Il nobile del bosco dall’aroma forte, intenso e molto penetrante, che arricchisce i cibi, mi chiedo se oggi è solo questo? Sicuramente no, purtroppo o per fortuna, dipende dai punti di vista. Partendo da un focus territoriale diciamo che l’attività produttiva Irpina è strettamente legata alla geografia del suo territorio, così unico e vario. Nei magnifici boschi di faggio in simbiosi con le querce, betulle, noccioli, pino nero (piante micorrizate) ha trovato un perfetto habitat il “Tartufo Nero” di Bagnoli Irpino (Tuber Mesentericum). Il Tartufo Nero pur essendo rinvenibile in varie zone del centro e del sud Italia, ha trovato il suo habitat ideale di crescita in una ristretta zona dell’Irpinia, Bagnoli Irpino, ma anche sui massicci del Terminio e del Cervialto e lungo tutta la fascia dorsale dei monti Picentini, che si trovano tra Avellino e Salerno. Nella nostra Regione sono presenti numerose specie di tartufi, tra i quali il più diffuso e famoso è appunto il Tuber Mesentericum, detto anche Tartufo nero ordinario o “Tartufo di Bagnoli Irpino”. Oltre al tartufo mesenterico, altri tartufi diffusi in Campania sono: il Tuber aestivum, noto anche tartufo estivo o scorzone, il Tuber borchii, detto anche tartufo bianchetto, il Tuber uncinatum, il Tuber moschatum, il Tuber brumale.
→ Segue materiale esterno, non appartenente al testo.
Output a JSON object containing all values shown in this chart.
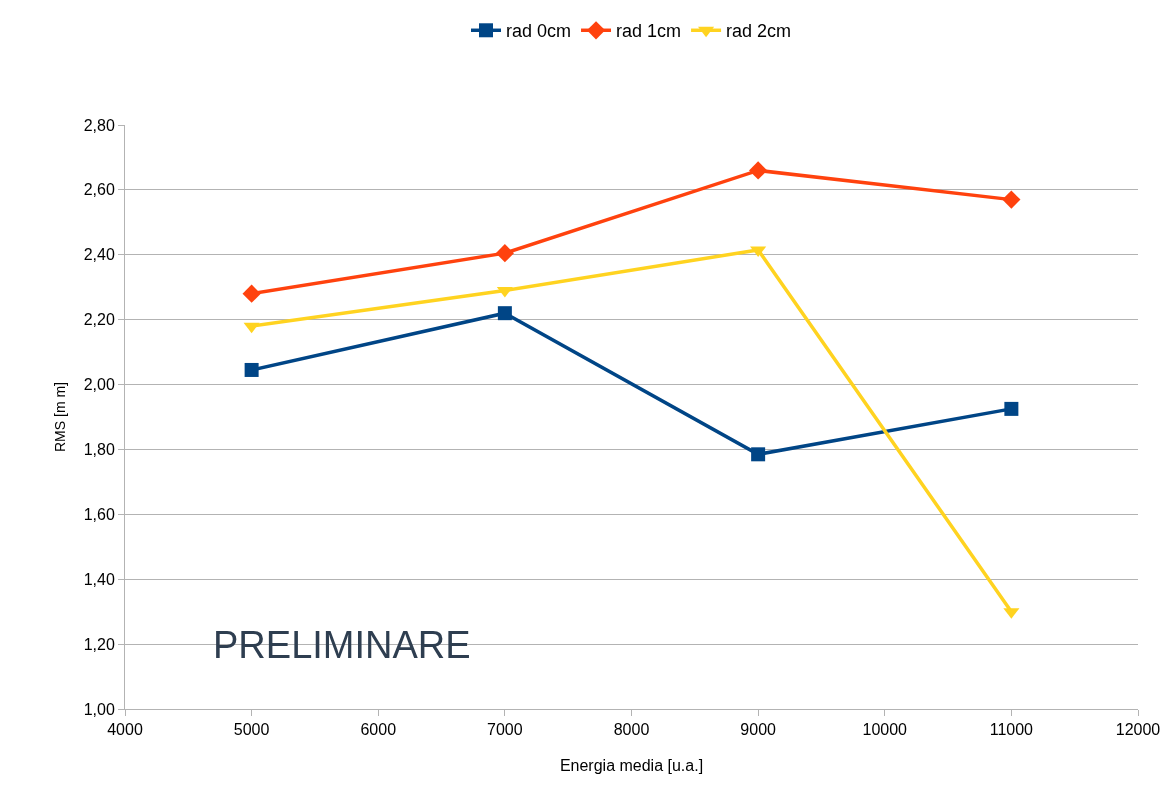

Ed è stata segnalata anche la presenza, nell’avellinese e nel beneventano, a seguito di indagini sul territorio da parte di autorevoli strutture universitarie, del Tuber magnatum Pico, il celebre e rinomano tartufo bianco. La tartuficoltura, che in Campania conta circa 2mila cavatori è stata e lo è ancora per molti versi una incontestabile realtà di tutto rispetto. Una coltivazione interessantissima che unisce benefici economici ad evidenti aspetti ambientali e paesaggistici. La sostituzione di colture ad ampio impatto ambientale attraverso la realizzazione di siepi e boschetti, filari, viali alberati, boschi ad ampio spettro varietale è chiaramente auspicabile. Eppure gli ostacoli, i vincoli imposti agli agricoltori che intendono cimentarsi in questa appassionante pratica agricola sono molti.
La mia domanda nell’intervistare i vari attori è stata: – La filiera tartuficola esiste? – Ovviamente si, occorre però, che quella dei tartufi sia considerata una coltura vera e propria, regolata e promossa con normative e misure regionali specifiche, non solo qualcosa che ha a che fare col rimboschimento. Tema questo affrontato in occasione degli Stati Generali dell’Agricoltura in Città. Al quale sono intervenuti il funzionario regionale ed esperto Luca Branca e l’esperta e coltivatrice Ernestina Gambale, che hanno ampiamente illustrato le infinite problematiche della filiera, insistendo sul riconoscimento “biologico” delle Tartufaie.
A tal proposito vorrei sottolineare che il tartufo è divenuto “prodotto agricolo” del regno vegetale per l’UE nel 2019, passando così dalla tavola dei nobili ai campi. Aspetto non secondario per la commercializzazione, infatti, considerare il tartufo come un prodotto agricolo spontaneo al pari del fungo porcino, aprendo così la strada all’abbassamento dell’Iva dal 10% fino al 4% ad esempio. Era parso un cambiamento epocale con effetti positivi, sicuramente sì, ma non basta perché i produttori del tartufo non si sentono tutelati da una filiera che pochi conoscono e riconoscono come tale.